You are having the right approach. Perhaps you missed out the trailing g in your regex expression that enables matching every occurence of . and _ in each filename.

For use with rename, I would suggest this two-steps approach:

rename 's/[._]//g' *.tif    # remove any . and _ occurence


Sep04170037tif Sep04170202tif Sep04170554tif Sep04170717tif Sep04170841tif


rename 's/tif$/.tif/' *tif    # replace ending tif by .tif

resulting in

Sep04170037.tif Sep04170202.tif Sep04170554.tif Sep04170717.tif Sep04170841.tif

Don't hesitate to try out your regexes online first, for instance on regex101, which also teaches you many things about pcre :)

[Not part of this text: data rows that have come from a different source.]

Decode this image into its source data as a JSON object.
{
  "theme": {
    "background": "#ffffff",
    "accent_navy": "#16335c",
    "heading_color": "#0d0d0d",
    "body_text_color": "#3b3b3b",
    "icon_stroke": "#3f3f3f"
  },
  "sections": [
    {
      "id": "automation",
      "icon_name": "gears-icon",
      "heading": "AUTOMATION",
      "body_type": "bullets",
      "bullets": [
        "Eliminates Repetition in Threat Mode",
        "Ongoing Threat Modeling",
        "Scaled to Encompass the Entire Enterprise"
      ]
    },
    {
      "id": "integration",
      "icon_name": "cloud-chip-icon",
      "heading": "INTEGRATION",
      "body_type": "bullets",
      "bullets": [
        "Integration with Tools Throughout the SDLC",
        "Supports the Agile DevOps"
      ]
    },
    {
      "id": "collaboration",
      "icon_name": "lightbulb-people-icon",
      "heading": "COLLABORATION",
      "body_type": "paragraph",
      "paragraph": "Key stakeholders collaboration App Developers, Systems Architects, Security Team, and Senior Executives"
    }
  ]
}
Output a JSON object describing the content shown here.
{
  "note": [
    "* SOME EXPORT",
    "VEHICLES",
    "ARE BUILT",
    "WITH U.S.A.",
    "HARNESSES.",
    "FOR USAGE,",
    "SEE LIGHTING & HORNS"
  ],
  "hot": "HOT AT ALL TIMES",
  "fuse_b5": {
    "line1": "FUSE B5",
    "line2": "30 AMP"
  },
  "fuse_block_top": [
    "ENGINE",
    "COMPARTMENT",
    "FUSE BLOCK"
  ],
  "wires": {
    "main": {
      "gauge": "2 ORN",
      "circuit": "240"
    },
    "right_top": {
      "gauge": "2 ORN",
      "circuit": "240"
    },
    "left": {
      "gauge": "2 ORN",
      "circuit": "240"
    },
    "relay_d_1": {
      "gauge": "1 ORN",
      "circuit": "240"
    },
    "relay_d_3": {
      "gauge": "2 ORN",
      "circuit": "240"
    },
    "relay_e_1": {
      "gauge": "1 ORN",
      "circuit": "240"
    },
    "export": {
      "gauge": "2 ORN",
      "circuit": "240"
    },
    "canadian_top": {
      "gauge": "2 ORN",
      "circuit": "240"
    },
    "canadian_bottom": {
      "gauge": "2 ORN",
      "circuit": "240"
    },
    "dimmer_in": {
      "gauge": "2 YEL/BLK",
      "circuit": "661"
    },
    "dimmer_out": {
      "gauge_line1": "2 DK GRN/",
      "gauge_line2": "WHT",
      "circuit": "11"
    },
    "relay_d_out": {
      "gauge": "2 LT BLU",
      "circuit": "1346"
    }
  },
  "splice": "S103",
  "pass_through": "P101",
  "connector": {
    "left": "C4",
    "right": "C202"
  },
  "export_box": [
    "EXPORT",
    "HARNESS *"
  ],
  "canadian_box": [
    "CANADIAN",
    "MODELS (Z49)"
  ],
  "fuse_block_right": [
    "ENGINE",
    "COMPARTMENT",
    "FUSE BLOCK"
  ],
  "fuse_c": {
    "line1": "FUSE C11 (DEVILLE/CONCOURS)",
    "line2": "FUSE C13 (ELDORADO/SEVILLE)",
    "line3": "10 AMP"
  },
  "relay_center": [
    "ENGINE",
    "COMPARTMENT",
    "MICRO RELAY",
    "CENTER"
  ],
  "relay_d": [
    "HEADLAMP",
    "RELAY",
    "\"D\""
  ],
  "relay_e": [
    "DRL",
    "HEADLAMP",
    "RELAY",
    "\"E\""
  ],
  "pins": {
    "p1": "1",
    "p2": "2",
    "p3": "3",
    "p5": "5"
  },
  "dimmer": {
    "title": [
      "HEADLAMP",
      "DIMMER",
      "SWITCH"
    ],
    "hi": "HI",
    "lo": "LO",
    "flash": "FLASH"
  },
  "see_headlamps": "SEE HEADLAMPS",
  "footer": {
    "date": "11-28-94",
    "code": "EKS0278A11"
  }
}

[EDIT]: if you prefer one-liners:

rename 's/[._]//g;s/tif$/.tif/' *.tif

Will also avoid matching unfortunate neighbouring unrelated files that would unluckily also be ending by tif during the second step.


One variant using sed:

for file in *tif; do newname=$(echo "$file" | sed 's/_//;s/\.\([0-9]\)/\1/g'); mv -v "$file" "$newname"; done
'Sep04_17.00.37.tif' -> 'Sep04170037.tif'
'Sep04_17.02.02.tif' -> 'Sep04170202.tif'
'Sep04_17.05.54.tif' -> 'Sep04170554.tif'
'Sep04_17.07.17.tif' -> 'Sep04170717.tif'
'Sep04_17.08.41.tif' -> 'Sep04170841.tif'

Using mv -v in the example only to show before/after.